A argumentação de Benes e Kumhof simplesmente ignora os numerosos relatos históricos que pintam um quadro muito diferente, como é o caso do trabalho do historiador inglês Adam Ferguson, cujo livro seminal "Quando o dinheiro morre" foi recentemente descoberto por um vasto público novo. Ele ignora os relatórios de uma testemunha ocular de um dos economistas mais ilustres do século XX, Ludwig von Mises, ou o trabalho do historiador monetário suíço Peter Bernholz.

Eu não sou um historiador e quero ser cuidadoso quanto a afastar liminarmente desafios ao registo histórico estabelecido, mas o relato apresentado [no ensaio] parece-me simplesmente ridículo, não científico, uma propaganda mística pró-estado. Como argumento científico é desprovido de mérito.

Mas talvez que o pior aspecto do artigo seja este: onde está a teoria económica, onde está a análise conceptual e o raciocínio lógico? Mesmo que se aceite - apenas para efeitos argumentativos e contrariamente à esmagadora evidência disponível - que o Estado tem sido, mais frequentemente do que não, um bom guardião do privilégio de emissão da moeda, quais são as explicações para tal, quais são os argumentos teóricos e conceptuais que sustentam esse padrão histórico? Poderíamos confiar em que sempre tenha sido esse o caso? Se é da "natureza da moeda" (Benes / Kumhof) ser fornecida pelo Estado, é, portanto, da "natureza do Estado" proporcionar sempre uma boa moeda, ou precisaríamos de disposições institucionais específicas, enquadramentos legais, ou alguma cultura de "boa moeda' ou da tradição para que seja esse o caso? Evidentemente, Benes e Kumhof não fornecem qualquer resposta.

Esta parte do artigo é apenas não-científica porque a argumentação é essencialmente mística. A ideia de que uma instituição socialmente útil como a moeda só pode ser compreendida se compreendermos a sua "natureza", que não deriva do modo como as pessoas a usam (incluindo o leitor e eu próprio hoje) mas de como ela terá surgido há milhares de anos atrás, nada mais é que um mergulho no misticismo.
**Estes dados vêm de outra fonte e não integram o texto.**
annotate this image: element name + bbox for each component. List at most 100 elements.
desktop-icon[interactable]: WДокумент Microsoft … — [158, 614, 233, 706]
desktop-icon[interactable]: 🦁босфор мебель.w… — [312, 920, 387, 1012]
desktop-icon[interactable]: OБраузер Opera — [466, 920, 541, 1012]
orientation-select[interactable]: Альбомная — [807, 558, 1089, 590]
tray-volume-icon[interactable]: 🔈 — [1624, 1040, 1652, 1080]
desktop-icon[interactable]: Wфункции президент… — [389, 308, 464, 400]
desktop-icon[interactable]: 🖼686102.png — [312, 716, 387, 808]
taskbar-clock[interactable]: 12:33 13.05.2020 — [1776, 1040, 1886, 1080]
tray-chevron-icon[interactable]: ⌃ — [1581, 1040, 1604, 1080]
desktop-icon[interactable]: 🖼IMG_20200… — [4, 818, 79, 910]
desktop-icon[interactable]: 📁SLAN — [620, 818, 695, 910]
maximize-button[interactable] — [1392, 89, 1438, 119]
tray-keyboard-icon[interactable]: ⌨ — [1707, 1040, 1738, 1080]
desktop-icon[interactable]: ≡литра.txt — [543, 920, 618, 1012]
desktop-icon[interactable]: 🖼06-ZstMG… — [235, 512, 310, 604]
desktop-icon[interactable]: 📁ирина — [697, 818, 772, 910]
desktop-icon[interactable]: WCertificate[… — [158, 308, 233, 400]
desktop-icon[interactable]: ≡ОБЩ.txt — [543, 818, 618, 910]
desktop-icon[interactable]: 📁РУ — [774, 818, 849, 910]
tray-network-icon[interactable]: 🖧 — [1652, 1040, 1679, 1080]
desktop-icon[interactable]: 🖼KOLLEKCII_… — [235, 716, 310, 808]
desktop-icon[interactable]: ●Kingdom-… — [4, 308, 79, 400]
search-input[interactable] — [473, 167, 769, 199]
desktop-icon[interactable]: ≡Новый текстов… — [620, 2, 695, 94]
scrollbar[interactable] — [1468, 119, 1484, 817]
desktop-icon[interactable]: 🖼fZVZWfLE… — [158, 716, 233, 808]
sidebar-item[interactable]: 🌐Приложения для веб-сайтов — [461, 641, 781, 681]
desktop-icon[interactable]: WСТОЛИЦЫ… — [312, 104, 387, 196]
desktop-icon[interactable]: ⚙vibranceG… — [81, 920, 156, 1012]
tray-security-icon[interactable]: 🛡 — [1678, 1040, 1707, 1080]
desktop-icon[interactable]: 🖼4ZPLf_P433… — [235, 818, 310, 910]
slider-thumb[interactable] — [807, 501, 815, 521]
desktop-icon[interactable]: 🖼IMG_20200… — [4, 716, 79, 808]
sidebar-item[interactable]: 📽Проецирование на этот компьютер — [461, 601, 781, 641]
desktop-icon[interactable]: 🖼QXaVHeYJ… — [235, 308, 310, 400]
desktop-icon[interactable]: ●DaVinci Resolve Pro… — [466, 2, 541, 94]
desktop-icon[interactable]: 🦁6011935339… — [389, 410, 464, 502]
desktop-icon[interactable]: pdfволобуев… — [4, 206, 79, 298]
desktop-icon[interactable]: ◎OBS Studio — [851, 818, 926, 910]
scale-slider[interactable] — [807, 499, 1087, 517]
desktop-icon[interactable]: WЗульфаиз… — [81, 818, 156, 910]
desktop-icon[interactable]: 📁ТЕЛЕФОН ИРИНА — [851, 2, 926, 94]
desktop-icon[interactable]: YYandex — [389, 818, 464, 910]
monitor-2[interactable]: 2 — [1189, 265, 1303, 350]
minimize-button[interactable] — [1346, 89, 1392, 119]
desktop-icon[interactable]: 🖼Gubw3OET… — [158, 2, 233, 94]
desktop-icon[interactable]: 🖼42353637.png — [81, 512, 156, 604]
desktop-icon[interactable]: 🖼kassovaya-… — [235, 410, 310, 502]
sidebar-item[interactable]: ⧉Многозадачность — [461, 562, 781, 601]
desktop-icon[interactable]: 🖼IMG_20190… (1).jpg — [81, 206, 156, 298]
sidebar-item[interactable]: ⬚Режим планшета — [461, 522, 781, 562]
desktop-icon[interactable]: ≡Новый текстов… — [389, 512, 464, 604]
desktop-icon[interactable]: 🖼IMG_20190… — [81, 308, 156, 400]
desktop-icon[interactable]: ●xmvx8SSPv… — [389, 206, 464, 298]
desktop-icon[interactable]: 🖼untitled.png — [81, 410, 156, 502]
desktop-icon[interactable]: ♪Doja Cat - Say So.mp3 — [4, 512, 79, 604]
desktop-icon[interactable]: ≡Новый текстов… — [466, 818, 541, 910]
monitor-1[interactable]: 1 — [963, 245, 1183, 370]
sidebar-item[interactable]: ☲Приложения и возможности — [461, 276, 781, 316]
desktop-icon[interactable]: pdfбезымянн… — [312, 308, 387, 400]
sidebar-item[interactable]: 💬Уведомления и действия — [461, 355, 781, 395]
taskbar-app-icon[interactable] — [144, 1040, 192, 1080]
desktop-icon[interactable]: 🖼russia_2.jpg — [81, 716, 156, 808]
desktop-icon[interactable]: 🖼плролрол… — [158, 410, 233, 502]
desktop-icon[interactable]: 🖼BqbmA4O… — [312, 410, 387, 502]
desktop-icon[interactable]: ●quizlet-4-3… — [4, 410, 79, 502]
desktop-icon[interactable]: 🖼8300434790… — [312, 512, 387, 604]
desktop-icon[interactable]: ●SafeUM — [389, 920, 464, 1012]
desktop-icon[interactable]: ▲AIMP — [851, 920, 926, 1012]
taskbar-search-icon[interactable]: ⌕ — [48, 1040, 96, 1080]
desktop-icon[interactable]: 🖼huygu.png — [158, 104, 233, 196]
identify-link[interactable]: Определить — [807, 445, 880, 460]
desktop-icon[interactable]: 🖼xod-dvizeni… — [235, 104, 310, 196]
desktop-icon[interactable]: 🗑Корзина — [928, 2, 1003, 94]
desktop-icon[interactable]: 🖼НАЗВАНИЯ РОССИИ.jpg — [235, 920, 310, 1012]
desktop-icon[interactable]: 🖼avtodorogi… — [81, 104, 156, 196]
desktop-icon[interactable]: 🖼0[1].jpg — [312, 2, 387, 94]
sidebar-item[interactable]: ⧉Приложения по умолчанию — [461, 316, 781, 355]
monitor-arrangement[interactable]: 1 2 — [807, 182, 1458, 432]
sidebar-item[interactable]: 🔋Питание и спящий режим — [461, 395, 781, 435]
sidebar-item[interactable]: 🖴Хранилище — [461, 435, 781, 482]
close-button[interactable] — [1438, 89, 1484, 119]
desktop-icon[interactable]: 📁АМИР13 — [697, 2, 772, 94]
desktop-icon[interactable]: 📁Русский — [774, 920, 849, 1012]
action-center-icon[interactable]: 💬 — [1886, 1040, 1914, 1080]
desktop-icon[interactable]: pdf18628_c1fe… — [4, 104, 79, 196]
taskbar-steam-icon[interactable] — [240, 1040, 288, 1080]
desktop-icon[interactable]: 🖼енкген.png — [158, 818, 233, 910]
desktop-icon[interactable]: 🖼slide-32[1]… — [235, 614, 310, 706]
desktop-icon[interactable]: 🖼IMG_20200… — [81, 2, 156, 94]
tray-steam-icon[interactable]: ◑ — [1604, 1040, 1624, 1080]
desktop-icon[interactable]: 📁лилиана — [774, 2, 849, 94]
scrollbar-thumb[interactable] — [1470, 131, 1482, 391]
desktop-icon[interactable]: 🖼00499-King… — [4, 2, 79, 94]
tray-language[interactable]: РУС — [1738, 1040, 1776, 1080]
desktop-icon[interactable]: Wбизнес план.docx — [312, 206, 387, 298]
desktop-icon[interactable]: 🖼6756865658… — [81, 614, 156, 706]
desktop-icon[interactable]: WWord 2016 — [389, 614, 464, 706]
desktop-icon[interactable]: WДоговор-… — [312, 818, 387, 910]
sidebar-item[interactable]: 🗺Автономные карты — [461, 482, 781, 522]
A moeda é uma ferramenta, tal como os martelos. Se eu pedir ao leitor para me dizer para que serve um martelo, o que constitui um bom martelo e um mau martelo, e que tipo de martelo é necessário para um propósito específico, dir-me-ia que primeiro lugar tenho que entender a "natureza" do martelo e, para isso, teria que perguntar a antropólogos como terão surgido os primeiros martelos e que utilização foi dada ao primeiro martelo ou a ferramentas semelhantes?